Le Laos est rarement évoqué dans les médias occidentaux, en comparaison du Vietnam ou de la Thaïlande par exemple. Mais il suit son petit bonhomme de chemin, à son rythme certes, mais un rythme qui s'accélère.

 

Déjà, l'inscription de la ville de Luang Prabang au patrimoine mondial de l'UNESCO en 1995 a été une étape marquante dans la relation du Laos avec l'industrie du tourisme. Le nombre de touristes à avoir choisi la destination Laos est passé de 350000 en 1995 à 4150000 en 2014 dont 5% d'européens (21).

 

Que le voyageur n'intègre pas la visite de ce site exceptionnel dans son programme lors d'un premier séjour dans ce pays, serait difficilement concevable.

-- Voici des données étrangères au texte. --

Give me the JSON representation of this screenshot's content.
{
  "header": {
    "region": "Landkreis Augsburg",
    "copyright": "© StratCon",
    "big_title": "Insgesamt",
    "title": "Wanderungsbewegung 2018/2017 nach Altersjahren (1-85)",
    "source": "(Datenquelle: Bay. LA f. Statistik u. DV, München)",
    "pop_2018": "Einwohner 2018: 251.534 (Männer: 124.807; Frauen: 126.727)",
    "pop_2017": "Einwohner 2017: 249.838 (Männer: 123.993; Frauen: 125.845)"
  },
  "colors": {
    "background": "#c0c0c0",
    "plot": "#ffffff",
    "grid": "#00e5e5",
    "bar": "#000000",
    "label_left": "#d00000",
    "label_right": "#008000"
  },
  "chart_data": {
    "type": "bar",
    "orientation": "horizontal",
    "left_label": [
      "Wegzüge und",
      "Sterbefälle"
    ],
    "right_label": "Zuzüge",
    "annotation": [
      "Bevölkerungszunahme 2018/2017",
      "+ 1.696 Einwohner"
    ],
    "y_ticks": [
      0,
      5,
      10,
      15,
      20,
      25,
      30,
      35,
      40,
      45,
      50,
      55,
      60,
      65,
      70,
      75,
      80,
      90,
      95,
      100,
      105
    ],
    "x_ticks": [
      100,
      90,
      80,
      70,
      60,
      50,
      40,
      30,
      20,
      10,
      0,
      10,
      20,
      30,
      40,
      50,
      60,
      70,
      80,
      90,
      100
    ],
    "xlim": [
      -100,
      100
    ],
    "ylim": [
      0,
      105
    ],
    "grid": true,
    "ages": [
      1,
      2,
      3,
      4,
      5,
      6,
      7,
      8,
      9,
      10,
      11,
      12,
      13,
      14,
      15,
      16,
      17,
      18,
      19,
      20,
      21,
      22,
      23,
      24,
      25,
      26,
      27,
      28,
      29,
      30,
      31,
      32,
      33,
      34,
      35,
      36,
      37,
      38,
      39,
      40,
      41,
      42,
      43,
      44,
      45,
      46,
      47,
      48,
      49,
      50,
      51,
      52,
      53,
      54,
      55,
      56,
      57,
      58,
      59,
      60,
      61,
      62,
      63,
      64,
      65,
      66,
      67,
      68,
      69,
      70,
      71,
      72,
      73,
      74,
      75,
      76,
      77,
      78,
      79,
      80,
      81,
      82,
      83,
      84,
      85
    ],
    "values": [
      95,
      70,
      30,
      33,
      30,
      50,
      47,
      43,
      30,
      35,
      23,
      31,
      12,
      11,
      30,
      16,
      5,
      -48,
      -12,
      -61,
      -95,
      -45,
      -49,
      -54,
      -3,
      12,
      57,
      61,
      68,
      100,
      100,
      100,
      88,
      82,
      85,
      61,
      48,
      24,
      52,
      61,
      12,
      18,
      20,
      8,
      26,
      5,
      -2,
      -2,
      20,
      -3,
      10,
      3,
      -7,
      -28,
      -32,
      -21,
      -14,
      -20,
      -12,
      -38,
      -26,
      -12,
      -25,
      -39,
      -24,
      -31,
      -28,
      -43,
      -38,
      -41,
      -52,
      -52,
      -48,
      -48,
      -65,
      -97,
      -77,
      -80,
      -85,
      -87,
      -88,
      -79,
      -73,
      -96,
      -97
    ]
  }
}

Pour autant, le coup de projecteur que constitue le classement UNESCO sur Luang Prabang et son patrimoine architectural et religieux, ne doit pas estomper d'autres sujets qui ne sont pas dénués d'intérêt, en particulier le patrimoine ethnolinguistique (10), ou les richesses naturelles et la biodiversité.

Les images présentées dans cette galerie sont issues de plusieurs séjours que j'ai effectués dans le nord du Laos entre 2012 et 2016, en tant que vacancier ordinaire et photographe amateur. Ces séjours ont coïncidé principalement avec la période juillet/août, c'est à dire la saison des pluies.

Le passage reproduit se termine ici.